Main and Regional Campus Assessments of Applicants to a Rural Physician Leadership Program

A Generalizability Analysis

Terry Stratton

University of Kentucky College of Medicine

Clarence Kreiter, PhD

Roy J. and Lucille A. Carver College of Medicine University of Iowa

Carol Elam, EdD

University of Kentucky College of Medicine

DOI: https://doi.org/10.24926/jrmc.v2i2.1981

Keywords: admission, rural, generalizability, interviews, reliability


Abstract

While the selection of qualified applicants often relies, in part, on scores generated from a medical school pre-admission interview (MSPI), the growth of regional medical campuses (RMCs) – many with specialized rural tracks, programs, or missions – has challenged schools to accommodate a wider range of stakeholder input.  This study examines the reliabilities of main (urban) and regional (rural) campus interviewers’ assessments of applicants to a Rural Physician Leadership Program (RPLP) located in the southeastern United States.

Data from RPLP applicants completing MSPIs on two campuses from 2009-2017 (n = 232) were examined in a generalizability analysis. In two separate interviews on each campus (4 total), raters independently evaluated applicants’ overall acceptability and likelihood of practicing in a rural area of the state. Results provided campus-specific and combined (composite) estimates of obtained and projected reliabilities. 

The person-by-campus interaction accounted for 11% and 5% of the respective variance in interviewers’ ratings of overall applicant acceptability and likelihood of rural in-state practice, and the reliability of mean scores across the four independent interviews (each with a single, unique rater) was 0.73 and 0.82.  Error variances were higher among main campus interviewers, but scores correlated highly between the two campuses.

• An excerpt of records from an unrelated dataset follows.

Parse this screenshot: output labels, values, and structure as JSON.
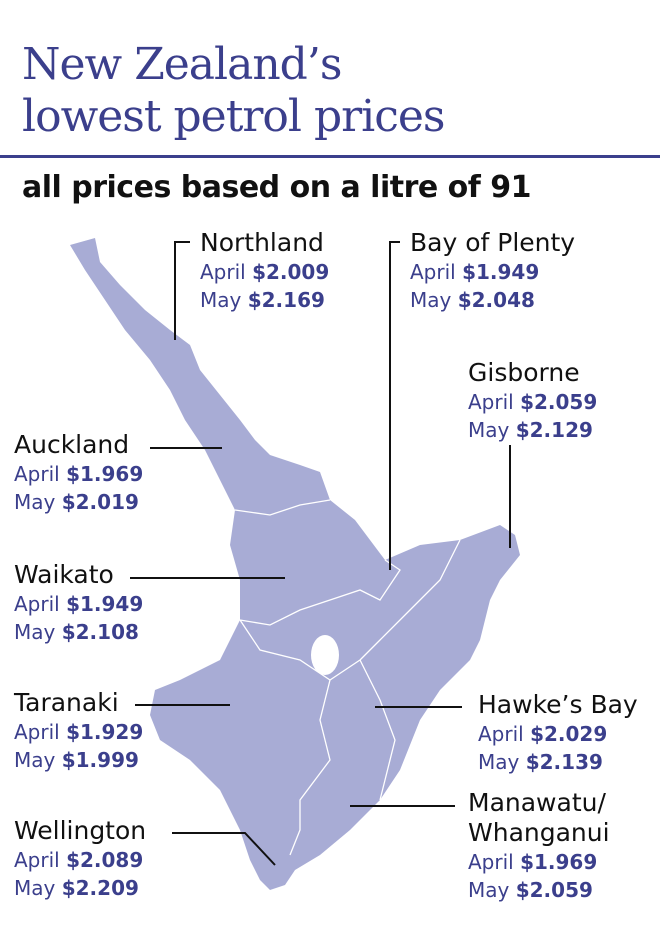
{
  "title_lines": [
    "New Zealand’s",
    "lowest petrol prices"
  ],
  "subtitle": "all prices based on a litre of 91",
  "april_label": "April",
  "may_label": "May",
  "regions": [
    {
      "name_lines": [
        "Northland"
      ],
      "april": "$2.009",
      "may": "$2.169"
    },
    {
      "name_lines": [
        "Bay of Plenty"
      ],
      "april": "$1.949",
      "may": "$2.048"
    },
    {
      "name_lines": [
        "Gisborne"
      ],
      "april": "$2.059",
      "may": "$2.129"
    },
    {
      "name_lines": [
        "Auckland"
      ],
      "april": "$1.969",
      "may": "$2.019"
    },
    {
      "name_lines": [
        "Waikato"
      ],
      "april": "$1.949",
      "may": "$2.108"
    },
    {
      "name_lines": [
        "Taranaki"
      ],
      "april": "$1.929",
      "may": "$1.999"
    },
    {
      "name_lines": [
        "Hawke’s Bay"
      ],
      "april": "$2.029",
      "may": "$2.139"
    },
    {
      "name_lines": [
        "Manawatu/",
        "Whanganui"
      ],
      "april": "$1.969",
      "may": "$2.059"
    },
    {
      "name_lines": [
        "Wellington"
      ],
      "april": "$2.089",
      "may": "$2.209"
    }
  ]
}
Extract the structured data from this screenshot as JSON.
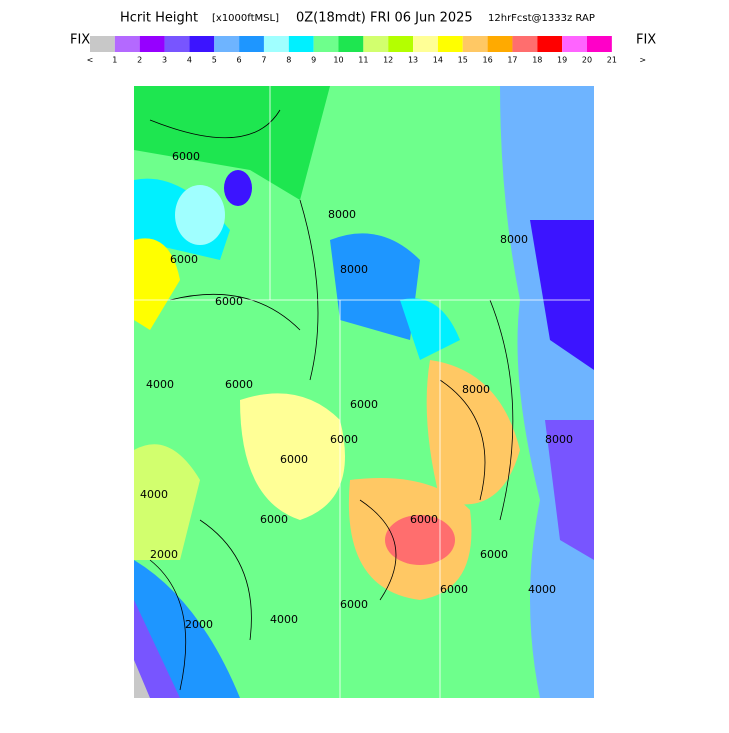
{
  "header": {
    "title_main": "Hcrit Height",
    "title_units": "[x1000ftMSL]",
    "title_time": "0Z(18mdt) FRI 06 Jun 2025",
    "title_model": "12hrFcst@1333z RAP"
  },
  "colorbar": {
    "left": "FIX",
    "right": "FIX",
    "labels": [
      "<",
      "1",
      "2",
      "3",
      "4",
      "5",
      "6",
      "7",
      "8",
      "9",
      "10",
      "11",
      "12",
      "13",
      "14",
      "15",
      "16",
      "17",
      "18",
      "19",
      "20",
      "21",
      ">"
    ],
    "colors": [
      "#c8c8c8",
      "#b469ff",
      "#9600ff",
      "#7855ff",
      "#3c14ff",
      "#6eb4ff",
      "#1e96ff",
      "#a0ffff",
      "#00f0ff",
      "#6eff8c",
      "#1ee650",
      "#d2ff6e",
      "#b4ff00",
      "#ffff96",
      "#ffff00",
      "#ffc864",
      "#ffaa00",
      "#ff6e6e",
      "#ff0000",
      "#ff64ff",
      "#ff00c8"
    ]
  },
  "contour_labels": [
    "6000",
    "6000",
    "8000",
    "8000",
    "8000",
    "6000",
    "6000",
    "4000",
    "6000",
    "6000",
    "8000",
    "6000",
    "6000",
    "6000",
    "8000",
    "2000",
    "4000",
    "2000",
    "4000",
    "6000",
    "6000",
    "4000",
    "6000"
  ]
}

While broadening the universe of generalization often results in decreased reliability, reliability was shown to be enhanced with the addition of regional (rural) campus interviews. As the RPLP matures, an examination of graduates’ actual practice locations should yield insights into the predictive validity of these pre-admissions assessments.  More generally, research may wish to explore the conditions under which increasing the diversity of stakeholder input can be accommodated without concomitant reductions in overall reliability.